The Medical Journal of Australia has just published a commissioned paper on euthanasia and assisted suicide by one of America’s leading bioethicists, Dr Ezekiel Emanuel. Emanuel is not a palaeo-conservative. A brother of Obama’s former chief-of-staff, Rahm Emanuel, a fellow at the Center for American Progress, and a professor at the University of Pennsylvania, his liberal credentials are impeccable. However, he regards euthanasia as a “side-show” in the vital discussion of end-of-life care.

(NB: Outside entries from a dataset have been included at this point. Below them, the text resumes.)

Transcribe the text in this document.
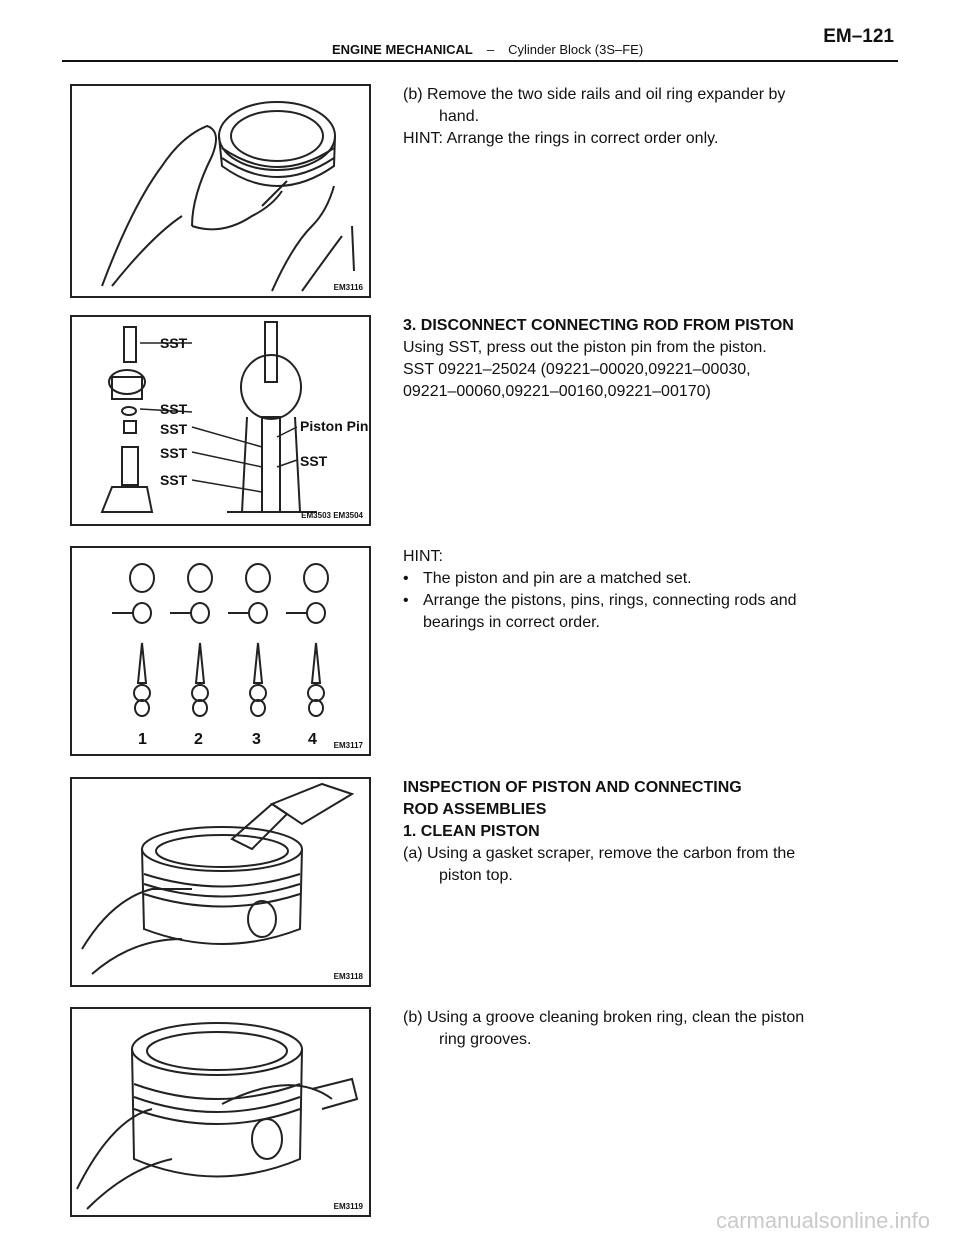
ENGINE MECHANICAL – Cylinder Block (3S–FE)
EM–121
EM3116

(b) Remove the two side rails and oil ring expander by

hand.

HINT: Arrange the rings in correct order only.

SST
SST
SST
SST
SST
Piston Pin
SST
EM3503 EM3504

3. DISCONNECT CONNECTING ROD FROM PISTON

Using SST, press out the piston pin from the piston.

SST 09221–25024 (09221–00020,09221–00030,

09221–00060,09221–00160,09221–00170)

1	2	3	4 EM3117

HINT:

• The piston and pin are a matched set.
• Arrange the pistons, pins, rings, connecting rods and
bearings in correct order.
EM3118

INSPECTION OF PISTON AND CONNECTING

ROD ASSEMBLIES

1. CLEAN PISTON

(a) Using a gasket scraper, remove the carbon from the

piston top.

EM3119

(b) Using a groove cleaning broken ring, clean the piston

ring grooves.

carmanualsonline.info
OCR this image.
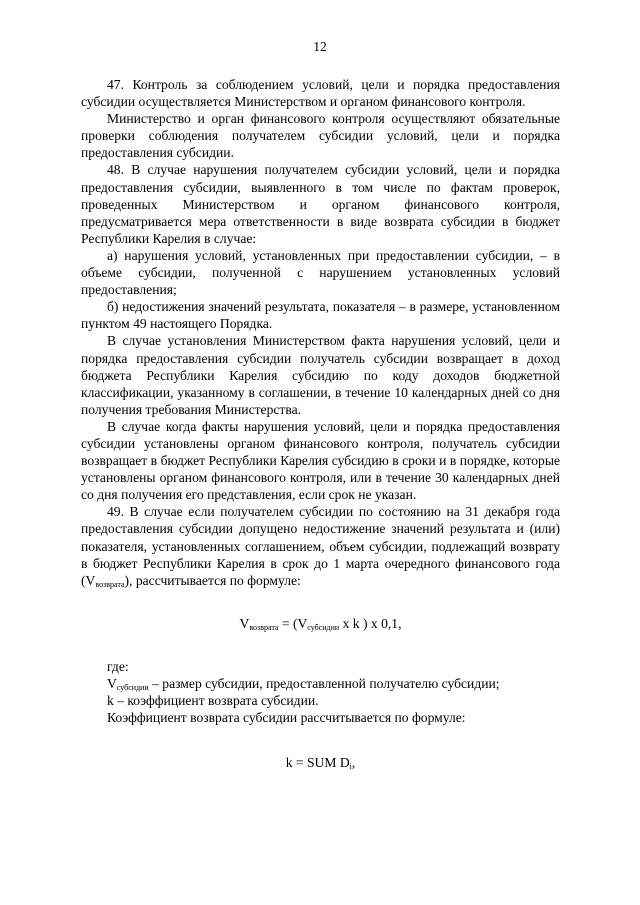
12

47. Контроль за соблюдением условий, цели и порядка предоставления субсидии осуществляется Министерством и органом финансового контроля.

Министерство и орган финансового контроля осуществляют обязательные проверки соблюдения получателем субсидии условий, цели и порядка предоставления субсидии.

48. В случае нарушения получателем субсидии условий, цели и порядка предоставления субсидии, выявленного в том числе по фактам проверок, проведенных Министерством и органом финансового контроля, предусматривается мера ответственности в виде возврата субсидии в бюджет Республики Карелия в случае:

а) нарушения условий, установленных при предоставлении субсидии, – в объеме субсидии, полученной с нарушением установленных условий предоставления;

б) недостижения значений результата, показателя – в размере, установленном пунктом 49 настоящего Порядка.

В случае установления Министерством факта нарушения условий, цели и порядка предоставления субсидии получатель субсидии возвращает в доход бюджета Республики Карелия субсидию по коду доходов бюджетной классификации, указанному в соглашении, в течение 10 календарных дней со дня получения требования Министерства.

В случае когда факты нарушения условий, цели и порядка предоставления субсидии установлены органом финансового контроля, получатель субсидии возвращает в бюджет Республики Карелия субсидию в сроки и в порядке, которые установлены органом финансового контроля, или в течение 30 календарных дней со дня получения его представления, если срок не указан.

49. В случае если получателем субсидии по состоянию на 31 декабря года предоставления субсидии допущено недостижение значений результата и (или) показателя, установленных соглашением, объем субсидии, подлежащий возврату в бюджет Республики Карелия в срок до 1 марта очередного финансового года $(V_{возврата})$, рассчитывается по формуле:

$V_{возврата} = (V_{субсидии}$ x k ) x 0,1,

где:

$V_{субсидии}$ – размер субсидии, предоставленной получателю субсидии;

k – коэффициент возврата субсидии.

Коэффициент возврата субсидии рассчитывается по формуле:

k = SUM $D_i$,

Emanuel cites the data from places where euthanasia and physician-assisted suicide (PAS) are legal and notes that premature death by the methods employed are rare. While rarity is a matter of degree and interpretation, it is true to say that the vast majority of people do not seek to access premature death. Emanuel concludes:
“These data mean that the claim that legalising euthanasia and PAS will help solve the problem of poor end-of-life care is erroneous. Euthanasia and PAS do not solve the problem of inadequate symptom management or improving palliative care. These interventions are for the 1% not the 99% of dying patients. We still need to deal with the problem that confronts most dying patients: how to get optimal symptom relief, and how to avoid the hospital and stay at home in the final weeks.
“Legalising euthanasia and PAS is really a sideshow in end-of-life care — championed by the few for the few, extensively covered by the media, but not targeted to improve the care for most dying patients who still suffer.”